Skip to content

ADR-0001 — Project architecture & technology stack

  • Status: Accepted
  • Date: 2026-06-03
  • Author: Maxime GOURGUECHON

Context

We are building a production-grade analytics & forecasting platform on the BMW_sales_data_(2010-2024) dataset (50,000 rows, 11 columns, no missing values). The deliverable targets a senior data-science portfolio: it must demonstrate econometrics, ML, DL, external-data augmentation, a premium UI, containerisation and CI/CD — with clean, modular, typed, tested code.

Decision

Layout — src/ layout package (bmw_sales)

A src/-layout installable package (pip install -e .) rather than loose notebook scripts. This forces explicit imports, prevents accidental reliance on the CWD, and makes the same code importable from tests, the Streamlit app and Docker identically.

src/bmw_sales/
  config.py          # typed settings + canonical dataset schema
  data/              # loading, validation, integrity report
  audit/             # No-Signal Auditor: permutation, positive control (ADR-0006)
  apis/              # hybrid real+mock external clients
  features/          # feature engineering pipelines
  econometrics/      # OLS / hedonic / elasticity models
  models/            # ML (XGB/LGBM/CatBoost) + DL (tabular NN) + MLflow tracking
  simulation/        # Scenario Simulator + Monte-Carlo uncertainty (ADR-0008)
  explainability/    # SHAP analysis
  sql/               # DuckDB analytics over sql/queries/*.sql (ADR-0007)
app/                 # Streamlit premium UI (7 tabs)
tests/               # pytest (unit + integration)
docs/                # MkDocs Material site + ADRs (ADR-0009)

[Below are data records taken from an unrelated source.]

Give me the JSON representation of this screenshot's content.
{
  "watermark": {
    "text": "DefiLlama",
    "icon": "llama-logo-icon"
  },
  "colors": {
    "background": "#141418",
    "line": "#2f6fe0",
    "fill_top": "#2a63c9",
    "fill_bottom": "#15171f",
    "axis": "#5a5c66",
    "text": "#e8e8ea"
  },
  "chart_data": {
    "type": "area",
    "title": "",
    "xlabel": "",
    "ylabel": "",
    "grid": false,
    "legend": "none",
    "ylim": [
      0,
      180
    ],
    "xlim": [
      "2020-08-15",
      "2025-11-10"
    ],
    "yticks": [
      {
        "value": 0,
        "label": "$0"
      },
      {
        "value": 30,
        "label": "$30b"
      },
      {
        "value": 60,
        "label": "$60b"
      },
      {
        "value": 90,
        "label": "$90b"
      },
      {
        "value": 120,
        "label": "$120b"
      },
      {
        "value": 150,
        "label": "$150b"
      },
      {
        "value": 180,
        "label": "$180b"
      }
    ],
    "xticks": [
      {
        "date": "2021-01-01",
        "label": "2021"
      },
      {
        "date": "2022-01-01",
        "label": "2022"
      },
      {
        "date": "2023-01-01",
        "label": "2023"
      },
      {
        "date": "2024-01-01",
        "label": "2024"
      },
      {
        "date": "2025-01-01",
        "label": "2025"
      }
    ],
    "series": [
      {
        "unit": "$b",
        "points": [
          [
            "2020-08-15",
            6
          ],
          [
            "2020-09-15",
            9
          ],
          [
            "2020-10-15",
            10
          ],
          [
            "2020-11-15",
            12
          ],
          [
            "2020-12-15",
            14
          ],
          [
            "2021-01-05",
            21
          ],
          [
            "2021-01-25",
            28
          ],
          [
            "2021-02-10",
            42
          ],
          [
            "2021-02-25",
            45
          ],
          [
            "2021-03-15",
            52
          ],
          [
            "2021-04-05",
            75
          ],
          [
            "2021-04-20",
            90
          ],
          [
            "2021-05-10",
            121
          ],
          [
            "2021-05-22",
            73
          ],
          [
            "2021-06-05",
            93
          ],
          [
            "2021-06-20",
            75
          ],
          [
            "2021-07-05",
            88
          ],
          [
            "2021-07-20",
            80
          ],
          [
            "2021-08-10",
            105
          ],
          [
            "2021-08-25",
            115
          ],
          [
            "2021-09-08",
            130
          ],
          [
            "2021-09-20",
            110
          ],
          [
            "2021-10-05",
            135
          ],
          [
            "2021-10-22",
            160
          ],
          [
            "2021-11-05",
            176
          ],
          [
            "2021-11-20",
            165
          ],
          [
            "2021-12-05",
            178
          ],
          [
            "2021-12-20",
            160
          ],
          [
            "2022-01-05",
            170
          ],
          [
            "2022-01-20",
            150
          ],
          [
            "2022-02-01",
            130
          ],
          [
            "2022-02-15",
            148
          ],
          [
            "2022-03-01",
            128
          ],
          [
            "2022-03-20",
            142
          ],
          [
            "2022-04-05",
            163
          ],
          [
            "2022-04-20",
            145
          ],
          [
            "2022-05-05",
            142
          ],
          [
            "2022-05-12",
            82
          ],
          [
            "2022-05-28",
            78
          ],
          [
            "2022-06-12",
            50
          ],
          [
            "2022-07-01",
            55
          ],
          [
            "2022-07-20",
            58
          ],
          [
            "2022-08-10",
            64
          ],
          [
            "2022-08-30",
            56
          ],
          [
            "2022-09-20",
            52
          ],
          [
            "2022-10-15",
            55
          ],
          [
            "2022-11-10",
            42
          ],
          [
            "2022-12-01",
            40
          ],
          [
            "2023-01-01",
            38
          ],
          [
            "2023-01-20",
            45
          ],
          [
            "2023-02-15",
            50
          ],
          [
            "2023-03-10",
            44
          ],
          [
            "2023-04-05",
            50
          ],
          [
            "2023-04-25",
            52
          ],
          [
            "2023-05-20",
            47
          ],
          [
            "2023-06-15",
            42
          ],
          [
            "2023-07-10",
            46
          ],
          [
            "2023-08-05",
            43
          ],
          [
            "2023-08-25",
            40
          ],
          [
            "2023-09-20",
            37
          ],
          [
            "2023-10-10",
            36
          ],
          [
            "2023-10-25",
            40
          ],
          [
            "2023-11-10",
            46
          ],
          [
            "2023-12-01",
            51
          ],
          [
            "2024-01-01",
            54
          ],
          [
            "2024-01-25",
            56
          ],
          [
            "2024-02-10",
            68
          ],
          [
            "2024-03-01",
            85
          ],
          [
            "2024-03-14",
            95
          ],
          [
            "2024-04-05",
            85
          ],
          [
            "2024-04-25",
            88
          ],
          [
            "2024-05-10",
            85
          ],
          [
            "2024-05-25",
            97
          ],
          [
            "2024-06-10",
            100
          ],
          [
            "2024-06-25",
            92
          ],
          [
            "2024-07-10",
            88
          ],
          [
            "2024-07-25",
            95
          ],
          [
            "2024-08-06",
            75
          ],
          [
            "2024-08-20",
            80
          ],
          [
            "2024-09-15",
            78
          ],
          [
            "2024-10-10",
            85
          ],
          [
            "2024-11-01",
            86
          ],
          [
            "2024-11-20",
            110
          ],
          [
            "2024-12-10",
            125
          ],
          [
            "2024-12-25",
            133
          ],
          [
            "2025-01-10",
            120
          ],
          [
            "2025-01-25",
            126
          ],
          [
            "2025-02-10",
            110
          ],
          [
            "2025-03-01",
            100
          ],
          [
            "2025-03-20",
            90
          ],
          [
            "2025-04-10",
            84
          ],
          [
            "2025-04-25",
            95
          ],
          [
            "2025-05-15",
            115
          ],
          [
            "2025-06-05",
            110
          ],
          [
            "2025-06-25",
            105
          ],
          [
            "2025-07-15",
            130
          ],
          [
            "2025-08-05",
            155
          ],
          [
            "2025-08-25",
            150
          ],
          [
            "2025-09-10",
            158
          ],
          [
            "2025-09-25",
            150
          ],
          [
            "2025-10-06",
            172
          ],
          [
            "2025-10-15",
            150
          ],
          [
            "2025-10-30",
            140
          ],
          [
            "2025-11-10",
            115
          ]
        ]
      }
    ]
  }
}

This layout has grown with the project; the modules added later are recorded in their own ADRs (signal audit · SQL · uncertainty · observability), cross-linked above and listed in the ADR index.

Configuration — pydantic-settings

A single typed Settings object reads from env / .env. No magic strings; the dataset schema lives in one DatasetSchema class so a rename is one edit and is type-checked.

Stack rationale

Concern Choice Why
Econometrics statsmodels p-values, confidence intervals, robust SE — explanatory, not just predictive.
ML XGBoost / LightGBM / CatBoost SOTA gradient boosting on tabular; CatBoost handles native categoricals.
DL PyTorch tabular MLP Benchmarked against ML to justify (or refute) its use — see ADR-0004.
Explainability SHAP Model-agnostic, board-ready feature attributions.
External data requests + tenacity Hybrid real+mock with retry/circuit-breaker; offline-safe.
UI Streamlit + Plotly Fast, interactive, fully themeable to the BMW luxury identity.
SQL analytics DuckDB-over-CSV Portable, reviewable SQL with no ETL or server — ADR-0007.
Experiment tracking MLflow (file store) Zero-infrastructure run history — ADR-0009.
Docs MkDocs Material + mkdocstrings Docs-as-code: ADRs + auto API reference — ADR-0009.
Packaging Docker multi-stage Small, reproducible runtime image.
CI/CD GitHub Actions Lint · mypy · pytest (coverage gate) · pip-audit · Docker + Trivy — ADR-0005/0007.

Consequences

  • + Clear separation of concerns; every layer is independently testable.
  • + Offline-by-default reproducibility (CI never flakes on a third-party API).
  • More upfront structure than a notebook; justified by the production bar.

A critical data-quality finding shapes the analytical framing of this project; it is recorded separately in ADR-0002 (Data Integrity).